The story telling, however, remains the core and we know from the work the team does to measure the impact of engaging with the programme that story telling has the biggest impact in terms of changing the culture within an organisation. A moment that brought home just how powerful the initiative can be was when I was asked to chair an event at the Mansion House a couple of years ago, amid the splendour of that building and with 200+ of the great and good of the city in attendance. As part of the programme for the event, a junior partner from a big 4 accountancy practice told his story of mental illness and recovery. It occurred to me that had he been doing that a very few years earlier there would likely have been an embarrassed silence, the rest of us looking at our shoes or the agenda in our hand while his HR team took him away. As it was, as a result of the power of this campaign, this man was inspiring us all.
And it is that progress which is most encouraging. The campaign has spread throughout the UK and to different parts of the world. At the end of this year we have set ourselves the target of having 1,280 organisations registered, with a third of them telling stories and reaching a possible 3.8 million employees.

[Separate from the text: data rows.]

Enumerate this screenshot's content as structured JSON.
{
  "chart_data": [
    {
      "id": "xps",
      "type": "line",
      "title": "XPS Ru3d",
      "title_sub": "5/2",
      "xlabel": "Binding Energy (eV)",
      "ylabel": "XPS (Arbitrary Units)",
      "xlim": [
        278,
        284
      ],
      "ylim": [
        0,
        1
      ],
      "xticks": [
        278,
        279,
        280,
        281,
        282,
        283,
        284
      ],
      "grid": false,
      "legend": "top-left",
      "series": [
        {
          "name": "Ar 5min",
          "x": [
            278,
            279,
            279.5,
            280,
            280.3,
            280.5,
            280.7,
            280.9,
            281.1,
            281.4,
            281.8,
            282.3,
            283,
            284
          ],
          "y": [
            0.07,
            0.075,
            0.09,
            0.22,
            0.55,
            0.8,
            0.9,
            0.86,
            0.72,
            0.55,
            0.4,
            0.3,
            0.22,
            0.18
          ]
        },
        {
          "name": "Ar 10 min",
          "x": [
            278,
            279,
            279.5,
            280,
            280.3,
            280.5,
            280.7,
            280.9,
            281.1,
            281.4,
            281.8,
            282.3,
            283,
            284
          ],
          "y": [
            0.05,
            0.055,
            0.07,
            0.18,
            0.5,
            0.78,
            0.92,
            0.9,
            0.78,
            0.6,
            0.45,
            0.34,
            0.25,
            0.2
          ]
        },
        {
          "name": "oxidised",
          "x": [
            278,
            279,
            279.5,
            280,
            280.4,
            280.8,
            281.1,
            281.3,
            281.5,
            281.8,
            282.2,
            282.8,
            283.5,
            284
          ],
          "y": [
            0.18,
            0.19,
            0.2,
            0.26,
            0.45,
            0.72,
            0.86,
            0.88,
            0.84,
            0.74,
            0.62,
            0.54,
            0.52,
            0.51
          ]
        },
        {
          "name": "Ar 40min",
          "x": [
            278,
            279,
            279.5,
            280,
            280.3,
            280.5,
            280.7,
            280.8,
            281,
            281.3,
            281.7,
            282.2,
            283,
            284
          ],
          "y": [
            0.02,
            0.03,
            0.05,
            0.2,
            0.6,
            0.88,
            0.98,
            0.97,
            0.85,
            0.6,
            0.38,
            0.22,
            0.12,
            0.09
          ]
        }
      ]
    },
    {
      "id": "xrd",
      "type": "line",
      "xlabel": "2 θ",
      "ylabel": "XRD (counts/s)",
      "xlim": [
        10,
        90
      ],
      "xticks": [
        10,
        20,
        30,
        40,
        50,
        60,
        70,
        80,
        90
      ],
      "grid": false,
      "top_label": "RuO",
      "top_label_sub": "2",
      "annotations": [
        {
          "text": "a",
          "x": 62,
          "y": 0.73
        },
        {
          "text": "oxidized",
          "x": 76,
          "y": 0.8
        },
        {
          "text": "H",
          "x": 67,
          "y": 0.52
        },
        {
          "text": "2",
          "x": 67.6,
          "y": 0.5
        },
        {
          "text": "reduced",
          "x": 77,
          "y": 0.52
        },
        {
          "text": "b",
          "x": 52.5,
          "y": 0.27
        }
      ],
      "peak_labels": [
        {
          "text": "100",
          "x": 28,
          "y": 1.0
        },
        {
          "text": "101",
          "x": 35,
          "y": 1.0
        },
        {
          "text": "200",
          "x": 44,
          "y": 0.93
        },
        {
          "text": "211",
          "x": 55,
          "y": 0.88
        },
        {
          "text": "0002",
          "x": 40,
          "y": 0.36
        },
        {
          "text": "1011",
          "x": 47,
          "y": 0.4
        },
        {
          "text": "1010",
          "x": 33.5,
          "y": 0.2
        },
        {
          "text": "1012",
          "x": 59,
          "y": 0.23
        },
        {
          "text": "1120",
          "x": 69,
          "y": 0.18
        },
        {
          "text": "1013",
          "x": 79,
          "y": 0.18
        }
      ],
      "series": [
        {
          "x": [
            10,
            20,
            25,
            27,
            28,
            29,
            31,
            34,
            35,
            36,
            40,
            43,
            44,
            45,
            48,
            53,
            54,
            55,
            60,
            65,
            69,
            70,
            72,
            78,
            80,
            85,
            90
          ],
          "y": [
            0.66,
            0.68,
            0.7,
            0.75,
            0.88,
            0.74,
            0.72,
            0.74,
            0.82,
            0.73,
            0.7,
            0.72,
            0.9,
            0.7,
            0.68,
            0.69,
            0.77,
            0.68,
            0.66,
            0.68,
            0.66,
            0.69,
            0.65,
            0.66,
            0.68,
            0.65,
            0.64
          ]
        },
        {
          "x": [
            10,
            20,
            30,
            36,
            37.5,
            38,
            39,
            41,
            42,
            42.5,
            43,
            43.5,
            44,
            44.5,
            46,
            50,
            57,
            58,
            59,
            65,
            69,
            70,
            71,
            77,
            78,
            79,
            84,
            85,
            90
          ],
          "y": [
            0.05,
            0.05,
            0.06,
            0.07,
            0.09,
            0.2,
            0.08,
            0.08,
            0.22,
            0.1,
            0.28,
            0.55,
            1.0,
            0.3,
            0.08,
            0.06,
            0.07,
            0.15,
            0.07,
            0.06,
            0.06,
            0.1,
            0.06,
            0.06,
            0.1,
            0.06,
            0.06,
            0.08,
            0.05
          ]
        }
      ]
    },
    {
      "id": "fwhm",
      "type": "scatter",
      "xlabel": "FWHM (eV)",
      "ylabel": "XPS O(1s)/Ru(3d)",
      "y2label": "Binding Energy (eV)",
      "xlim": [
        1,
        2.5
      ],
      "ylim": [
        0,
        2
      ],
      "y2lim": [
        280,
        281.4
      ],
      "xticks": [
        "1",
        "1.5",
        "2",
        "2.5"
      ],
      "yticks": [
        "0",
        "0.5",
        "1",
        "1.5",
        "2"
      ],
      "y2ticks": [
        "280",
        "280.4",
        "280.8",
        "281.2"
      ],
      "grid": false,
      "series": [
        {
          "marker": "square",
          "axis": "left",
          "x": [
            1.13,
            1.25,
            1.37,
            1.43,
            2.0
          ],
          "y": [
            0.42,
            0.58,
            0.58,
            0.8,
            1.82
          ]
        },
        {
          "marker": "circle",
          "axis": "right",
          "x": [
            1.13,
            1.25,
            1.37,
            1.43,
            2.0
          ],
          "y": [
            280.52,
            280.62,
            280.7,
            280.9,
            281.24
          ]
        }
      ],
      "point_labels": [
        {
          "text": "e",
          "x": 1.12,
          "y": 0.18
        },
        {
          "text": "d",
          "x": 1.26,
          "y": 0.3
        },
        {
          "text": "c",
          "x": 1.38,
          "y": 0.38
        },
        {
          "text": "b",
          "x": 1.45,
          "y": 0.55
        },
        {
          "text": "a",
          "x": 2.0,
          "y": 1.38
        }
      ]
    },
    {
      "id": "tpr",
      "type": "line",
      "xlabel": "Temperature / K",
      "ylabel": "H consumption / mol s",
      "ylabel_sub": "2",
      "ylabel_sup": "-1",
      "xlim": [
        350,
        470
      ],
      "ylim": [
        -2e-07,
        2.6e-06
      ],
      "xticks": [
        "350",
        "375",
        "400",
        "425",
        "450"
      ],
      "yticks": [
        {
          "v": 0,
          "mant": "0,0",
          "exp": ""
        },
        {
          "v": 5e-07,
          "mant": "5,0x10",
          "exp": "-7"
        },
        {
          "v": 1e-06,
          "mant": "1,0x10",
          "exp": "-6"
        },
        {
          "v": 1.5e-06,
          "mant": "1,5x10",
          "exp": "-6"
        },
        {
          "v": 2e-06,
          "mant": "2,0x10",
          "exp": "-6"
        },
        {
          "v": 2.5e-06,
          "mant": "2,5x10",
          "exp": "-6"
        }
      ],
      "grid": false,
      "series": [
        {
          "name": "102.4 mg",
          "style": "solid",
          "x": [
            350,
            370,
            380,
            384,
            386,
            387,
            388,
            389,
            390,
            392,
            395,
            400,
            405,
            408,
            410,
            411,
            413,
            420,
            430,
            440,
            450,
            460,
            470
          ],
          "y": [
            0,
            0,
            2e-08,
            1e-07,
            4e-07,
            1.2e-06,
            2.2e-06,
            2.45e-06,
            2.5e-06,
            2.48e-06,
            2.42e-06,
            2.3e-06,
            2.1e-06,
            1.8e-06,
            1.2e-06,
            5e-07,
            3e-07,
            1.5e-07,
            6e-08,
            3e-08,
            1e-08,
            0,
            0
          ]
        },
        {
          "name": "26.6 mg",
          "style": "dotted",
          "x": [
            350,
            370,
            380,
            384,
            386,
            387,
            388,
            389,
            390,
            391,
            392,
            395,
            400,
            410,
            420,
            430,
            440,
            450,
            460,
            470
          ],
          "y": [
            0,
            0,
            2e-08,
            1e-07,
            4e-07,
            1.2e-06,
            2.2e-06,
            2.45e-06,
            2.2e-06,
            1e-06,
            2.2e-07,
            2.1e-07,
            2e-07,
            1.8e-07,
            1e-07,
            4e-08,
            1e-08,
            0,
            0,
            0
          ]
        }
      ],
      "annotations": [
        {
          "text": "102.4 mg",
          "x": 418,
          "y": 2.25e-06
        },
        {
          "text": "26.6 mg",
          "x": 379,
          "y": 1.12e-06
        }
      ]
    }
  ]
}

We know it works to reduce stigma, change the narrative around mental illness and change lives. If you are wondering what your organisation can do around mental health, if you haven’t done so yet, think about the This is Me campaign. It is free to get involved and even producing a film can be done on the tightest of budgets, with just a smart phone and some editing software. The website has stacks of useful resources.
To celebrate the fifth anniversary we are holding a global summit on the morning of 26 October. Details are being finalised and will be released shortly but, as well as a chance to celebrate the success so far, the event is intended to inspire the next generation of storytellers – might you or your organisation be among them? We would love to help you do that. We might just find we have something in common.
Finally, a shout out to the people who make the work happen, Caroline Wright, Robyn Vernon-Harcourt, Emily Pike, Alison Haier, Ella Kennedy from LMA and some of their predecessors, Rose Grissell, Katie Yates and Javed Thomas.